En visite archéologique avec les étudiants

Vous vous intéressez aussi aux chrétiens d’Orient ?

Je suis birritualiste, le Maître de l’Ordre y ayant consenti à la demande du Patriarche d’Antioche : depuis quelques années je célèbre donc pour des fidèles de rite byzantin gréco-melkite. Etant arrivé il y a quelques semaines je ne me risquerais pas à faire des théories ou des déclarations… Je fais ici des rencontres, des visites fraternelles chez les uns et les autres, catholiques ou pas. Ce que je vois, c’est d’abord une grande cordialité vécue entre les différentes Église au jour le jour. Ce n’est pas seulement un phénomène de minorités sur la défensive, obligées de se serrer les coudes pour faire face, c’est un choix.
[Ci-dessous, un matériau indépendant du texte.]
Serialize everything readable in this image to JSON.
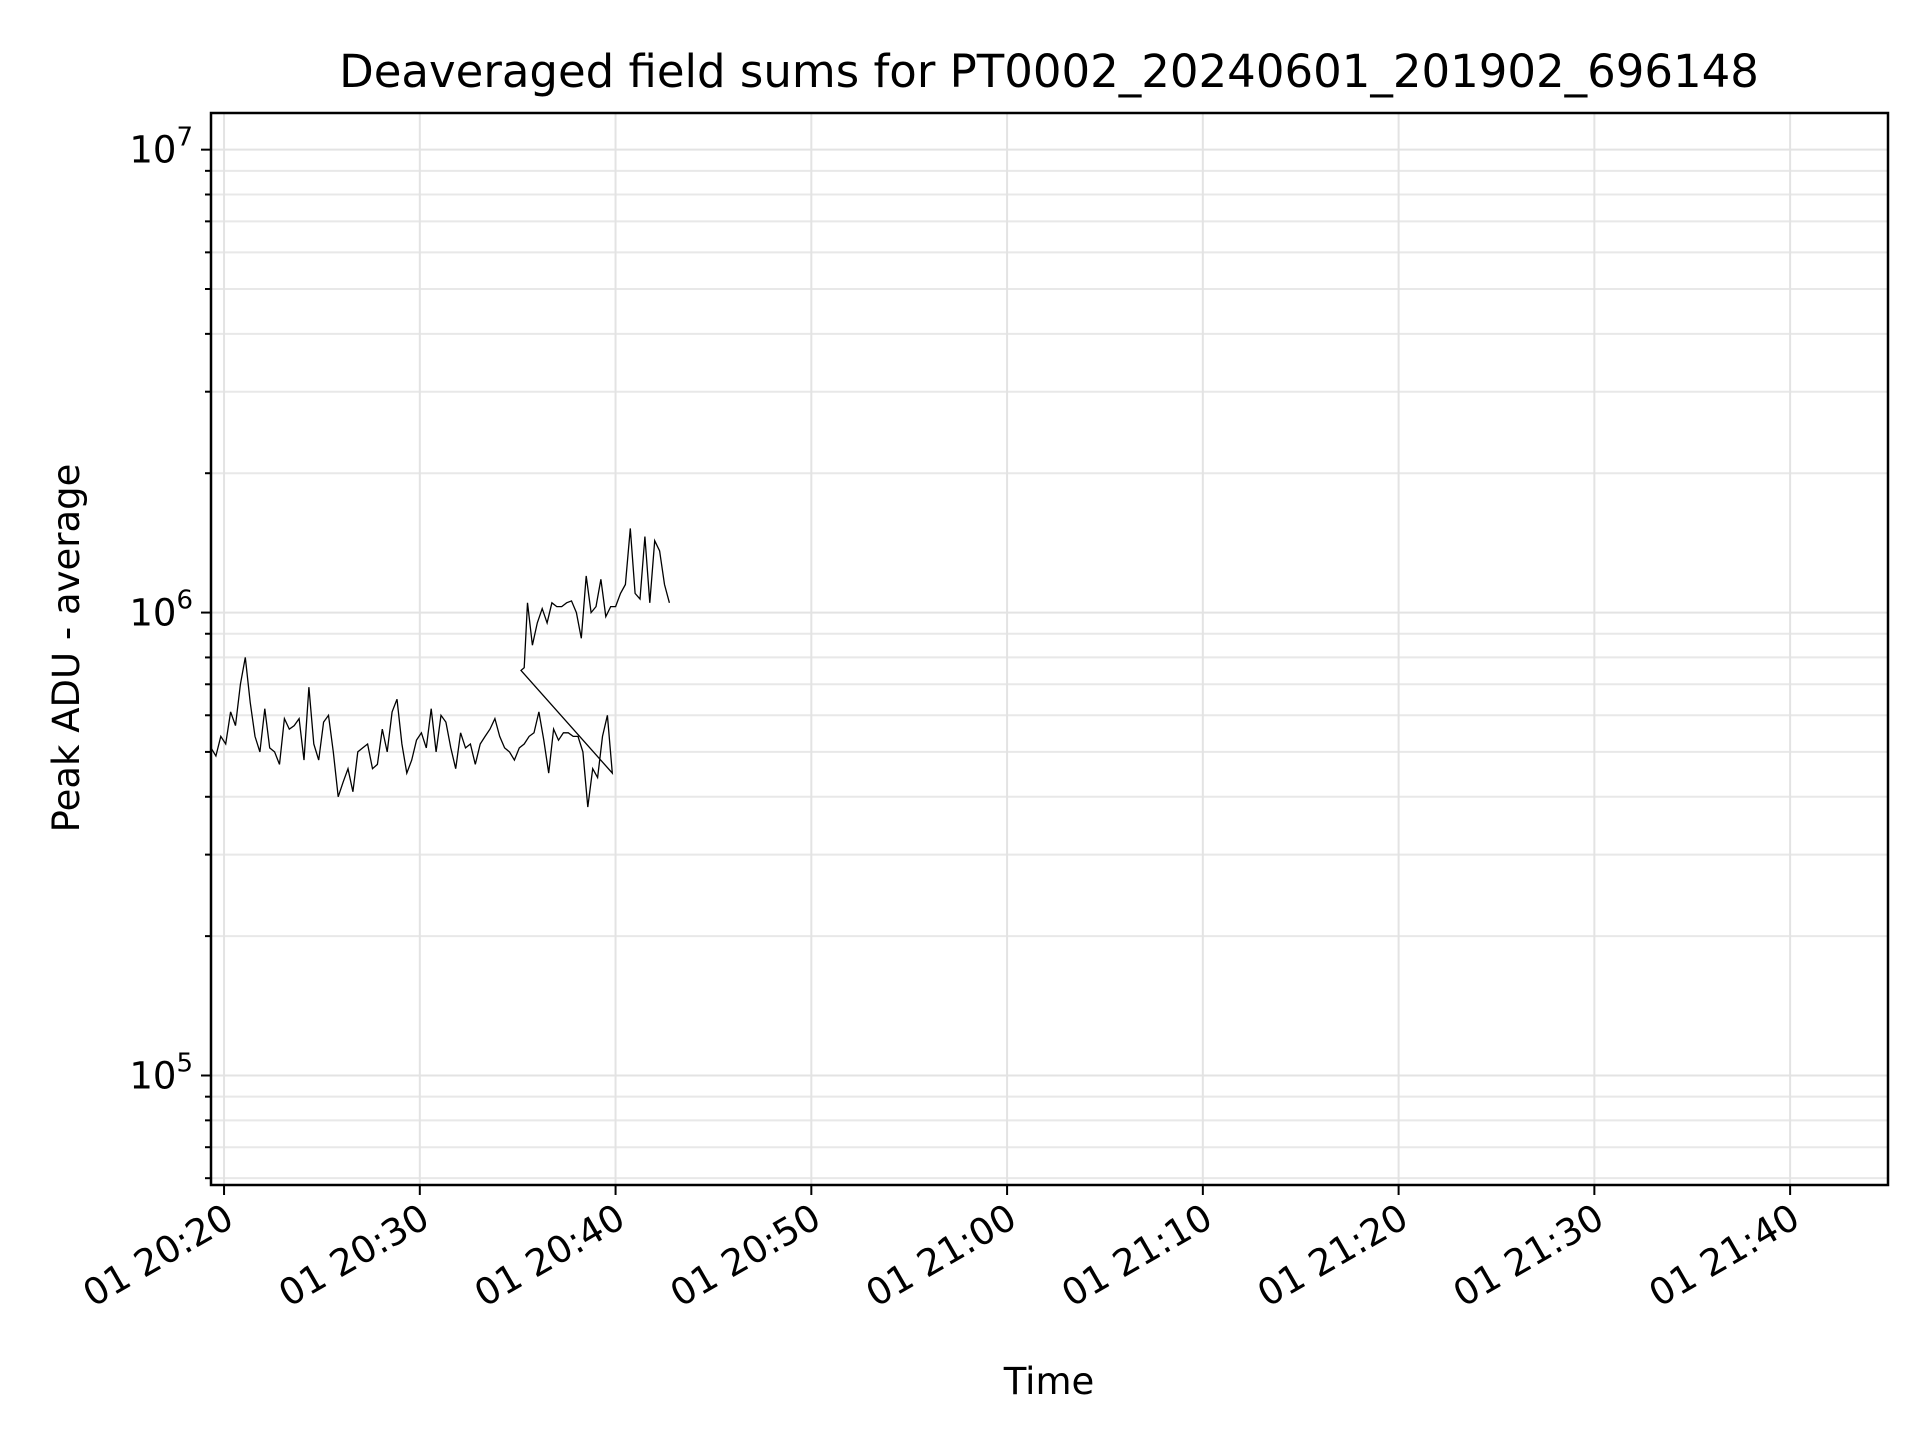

Aujourd’hui, les clichés sur les tensions entre grecs, arméniens et franciscains du Saint-Sépulcre sont faux. J’ai vu un diacre orthodoxe interrompre ses encensements pour venir serrer la main d’un jeune franciscain et lui souhaiter une bonne année. Et un vieux moine syrien orthodoxe me faire l’accolade : « Joyeux Noël à toi, le latin ». Il y a parfois des bisbilles ponctuelles, comme dans toutes les familles, mais elles relèvent la plupart du temps d’histoires personnelles. Le syndrome de Jérusalem, comme celui de Rome, existe bien et n’épargne pas le clergé. Le Christ nous en libère.